Background: The aim of this study was to systematically evaluate the efficacy and prognosis of acyclovir combined with naloxone in the treatment of patients with viral encephalitis (VE).
Methods: PubMed, Web of Science, Embase, CNKI, and WanFang Data were searched for relevant literature published between 2000 and 2021. Meta-analysis was performed using Stata16.0 software. The treatment group was treated with acyclovir combined with naloxone, and the control group was treated with acyclovir alone.
Results: A total of 12 studies with 986 participants were included. Compared with the control group, the treatment group could not only significantly improve the treatment response rate (OR = 5.53, 95% CI: 3.50, 8.74; P ≤ 0.001), but also reduce the incidence of adverse reactions (OR = 0.25, 95% CI: 0.17, 0.38; P ≤ 0.001). In addition, the combined treatment significantly inhibited the levels of inflammatory factors and neuron-specific enolase (NSE) in VE patients.
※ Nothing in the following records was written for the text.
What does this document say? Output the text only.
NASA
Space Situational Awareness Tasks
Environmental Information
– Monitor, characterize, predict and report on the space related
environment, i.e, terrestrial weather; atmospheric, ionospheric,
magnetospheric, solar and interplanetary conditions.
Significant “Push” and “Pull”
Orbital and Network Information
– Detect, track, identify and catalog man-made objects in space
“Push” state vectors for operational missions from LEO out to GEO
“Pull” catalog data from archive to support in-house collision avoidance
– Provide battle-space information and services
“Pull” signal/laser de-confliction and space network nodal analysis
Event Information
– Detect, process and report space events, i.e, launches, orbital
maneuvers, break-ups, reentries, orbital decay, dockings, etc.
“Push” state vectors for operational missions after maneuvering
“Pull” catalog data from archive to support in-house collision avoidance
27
The time for cerebrospinal fluid to return to normal (SMD = -2.73, 95% CI: -2.96, -2.51; P ≤ 0.001), as well as the disappearance time of meningeal irritation (SMD = -3.58, 95% CI: -4.96, -2.20; P ≤ 0.001), headache (SMD = -3.87, 95% CI: -5.84, -1.91; P ≤ 0.001), convulsion (SMD = -3.65, 95% CI: -4.56, -2.75; P < 0.001), tic (SMD = -4.083, 95% CI: -5.18, -2.98; P ≤ 0.001) and disturbance of consciousness (SMD = -4.96, 95% CI: -6.28, -3.63; P ≤ 0.001) in the treatment group were significantly shorter than those in the control group.
Conclusion: A combination of acyclovir and naloxone can reduce the inflammatory response and shorter the time to symptom relief and disappearance, which is worthy of clinical promotion.